Радищев твёрдо решил, что будет косить. Из всех крестьянских работ, которые ом любил и умел немного делать — была косьба. Заметив твёрдое намерение Радищева косить, Евлампий спросил:
— Как прокос-то погоним, а?
— Как лучше, так и гоните, — ответил Радищев.
Радищев твёрдо решил, что будет косить.
Евлампий поплевал на ладони, взял ручку, примерился и, сделав широкий, уверенный взмах косой, начал ровный прокос. За ним вступил Никита, потом Степан, последним пошёл Александр Николаевич.
Росистая, густая и мягкая трава ложилась пышными грядками под косами. На земле, словно гладко выбритой, до этого казавшейся ровной, то в одном, то в другом месте появились небольшие муравейники, кочки.
Евлампий, проворно косивший и заметно уходивший вперёд, раздираемый любопытством, изредка оглядывался, чтобы посмотреть на Радищева. Александр Николаевич старался ровнее взмахивать косой, как это делали идущие впереди его косцы, но коса, непослушная в его руках, часто то втыкалась носком в землю, то, не захватывая травы, вхолостую проскальзывала по прокосу.
Степан приостановился и посоветовал Александру Николаевичу не налегать особенно на косу, а пускать её без рывков, равномерно захватывая траву.
— Пусть вроде сама идёт, коса-то… Оно легче будет…
Евлампий, закончивший первый прокос, довольный его чистотой и шириной, немного раскрасневшийся, возвращался с конца гона, чтобы зайти со второй раз.
— Дело-то немудрящее, а нужно уменье. Без уменья и супони не затянешь… — заметил Евлампий, пряча улыбку в густых усах.

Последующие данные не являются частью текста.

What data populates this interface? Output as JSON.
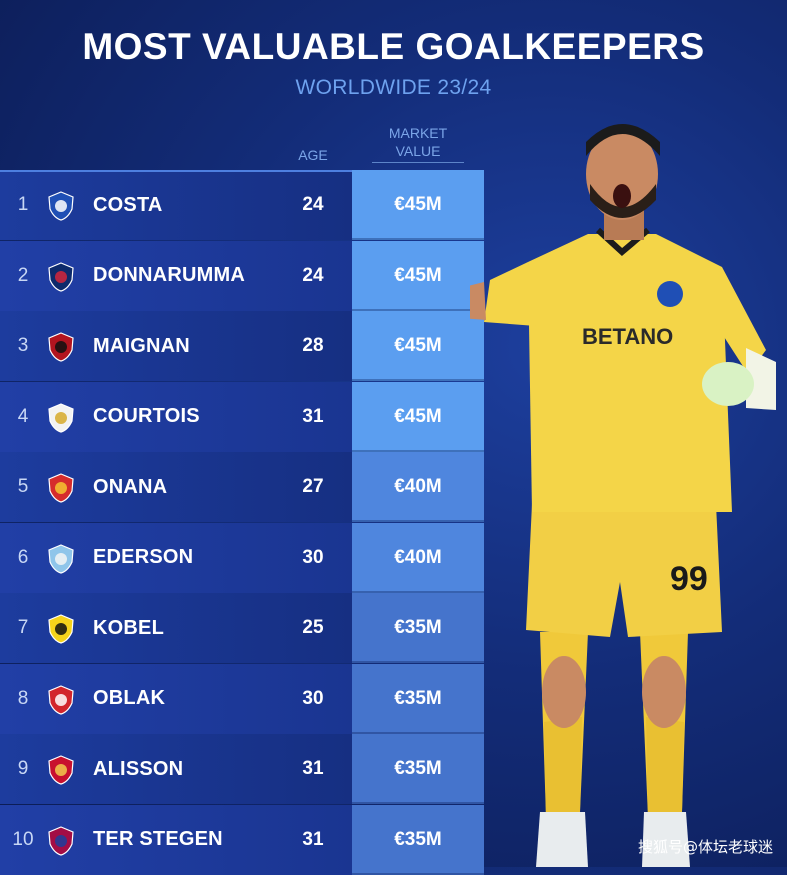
{
  "header": {
    "title": "MOST VALUABLE GOALKEEPERS",
    "subtitle": "WORLDWIDE 23/24"
  },
  "columns": {
    "age": "AGE",
    "market_value": "MARKET\nVALUE"
  },
  "chart_data": {
    "type": "table",
    "title": "MOST VALUABLE GOALKEEPERS",
    "subtitle": "WORLDWIDE 23/24",
    "columns": [
      "AGE",
      "MARKET VALUE"
    ],
    "rows": [
      {
        "rank": "1",
        "name": "COSTA",
        "club_icon": "porto-crest-icon",
        "age": "24",
        "value": "€45M",
        "value_num": 45
      },
      {
        "rank": "2",
        "name": "DONNARUMMA",
        "club_icon": "psg-crest-icon",
        "age": "24",
        "value": "€45M",
        "value_num": 45
      },
      {
        "rank": "3",
        "name": "MAIGNAN",
        "club_icon": "ac-milan-crest-icon",
        "age": "28",
        "value": "€45M",
        "value_num": 45
      },
      {
        "rank": "4",
        "name": "COURTOIS",
        "club_icon": "real-madrid-crest-icon",
        "age": "31",
        "value": "€45M",
        "value_num": 45
      },
      {
        "rank": "5",
        "name": "ONANA",
        "club_icon": "man-united-crest-icon",
        "age": "27",
        "value": "€40M",
        "value_num": 40
      },
      {
        "rank": "6",
        "name": "EDERSON",
        "club_icon": "man-city-crest-icon",
        "age": "30",
        "value": "€40M",
        "value_num": 40
      },
      {
        "rank": "7",
        "name": "KOBEL",
        "club_icon": "dortmund-crest-icon",
        "age": "25",
        "value": "€35M",
        "value_num": 35
      },
      {
        "rank": "8",
        "name": "OBLAK",
        "club_icon": "atletico-crest-icon",
        "age": "30",
        "value": "€35M",
        "value_num": 35
      },
      {
        "rank": "9",
        "name": "ALISSON",
        "club_icon": "liverpool-crest-icon",
        "age": "31",
        "value": "€35M",
        "value_num": 35
      },
      {
        "rank": "10",
        "name": "TER STEGEN",
        "club_icon": "barcelona-crest-icon",
        "age": "31",
        "value": "€35M",
        "value_num": 35
      }
    ]
  },
  "colors": {
    "value_45": "#5b9ef0",
    "value_40": "#4f86de",
    "value_35": "#4574cc",
    "kit_yellow": "#f4d548",
    "accent_text": "#6ea2ef"
  },
  "watermark": "搜狐号@体坛老球迷"
}
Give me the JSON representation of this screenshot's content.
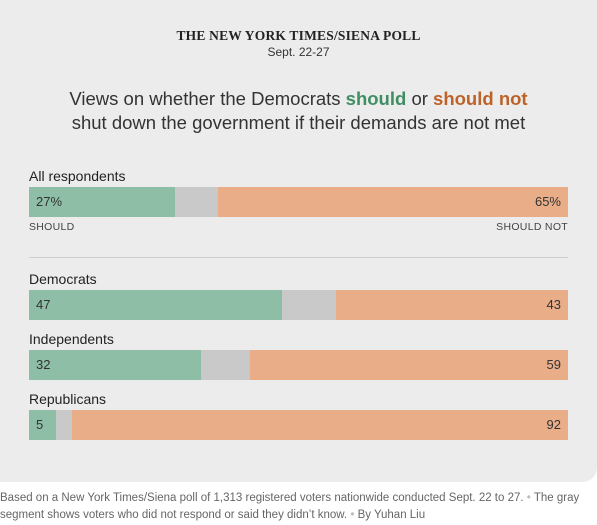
{
  "header": {
    "poll_title": "THE NEW YORK TIMES/SIENA POLL",
    "date": "Sept. 22-27",
    "headline_part1": "Views on whether the Democrats ",
    "headline_should": "should",
    "headline_or": " or ",
    "headline_should_not": "should not",
    "headline_part2": "shut down the government if their demands are not met"
  },
  "axis": {
    "left_label": "SHOULD",
    "right_label": "SHOULD NOT"
  },
  "colors": {
    "should": "#8ebea6",
    "dont_know": "#c9c9c9",
    "should_not": "#e9ad88",
    "should_text": "#3f8f63",
    "should_not_text": "#bd632a"
  },
  "footnote": {
    "text": "Based on a New York Times/Siena poll of 1,313 registered voters nationwide conducted Sept. 22 to 27.",
    "gray_note": "The gray segment shows voters who did not respond or said they didn’t know.",
    "byline": "By Yuhan Liu",
    "separator": "•"
  },
  "chart_data": {
    "type": "bar",
    "orientation": "horizontal-stacked",
    "categories": [
      "All respondents",
      "Democrats",
      "Independents",
      "Republicans"
    ],
    "value_labels": [
      "27%",
      "65%",
      "47",
      "43",
      "32",
      "59",
      "5",
      "92"
    ],
    "series": [
      {
        "name": "SHOULD",
        "values": [
          27,
          47,
          32,
          5
        ]
      },
      {
        "name": "SHOULD NOT",
        "values": [
          65,
          43,
          59,
          92
        ]
      }
    ],
    "xlim": [
      0,
      100
    ]
  }
}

Александр Николаевич, уже вспотевший от волнения и внутреннего напряжения, видя, что у него не получается таким же ровным прокос, как у всех, отставив косу, ответил:
— Во всяком деле нужна привычка.
— То-то. Выходит, наше мужицкое-то дело барину не по ноздре…
— У каждого своё, — заступился за Александра Николаевича Степан. — В его деле мы с тобой мало чего смыслим…
— Оно верно, пожалуй. Кто где родится, тот на той годится, — ответил Евлампий и направился к началу прокоса.
Радищев был упрям и настойчив. Он знал, что Евлампий скоро нагонит его и опять будет шутить над ним, и старался уйти подальше, но коса попрежнему была непослушной в его руках.
— Александр Николаич, взмах со мной делай, — предложил Степан, нарочито сдерживающий шаг, чтобы не уходить далеко от Радищева.
— Ра-аз, дв-а-а, три-и! — неторопливо взмахивая косой, приговаривал он.
Александр Николаевич пытался делать свой взмах косой вместе со Степаном и почувствовал, что так ему становится легче и удобнее, а к концу прокоса коса была уже послушнее в его руках, чем вначале.
Когда Радищев возвращался, чтобы зайти на второй прокос, к нему подошёл солдат Ферапонт Лычков, наблюдавший всё это время за ссыльным барином.
— Разреши мне испробовать косу, — попросил он. — Руки зачесались, давненько не кашивал.
— И то верно, — поддержал его подошедший Евлампий, успевший закончить второй прокос. — Сдёрнул охотку, барин, и ладно…
— Чаёк лучше сгонашите, — попросил Радищева Ферапонт Лычков.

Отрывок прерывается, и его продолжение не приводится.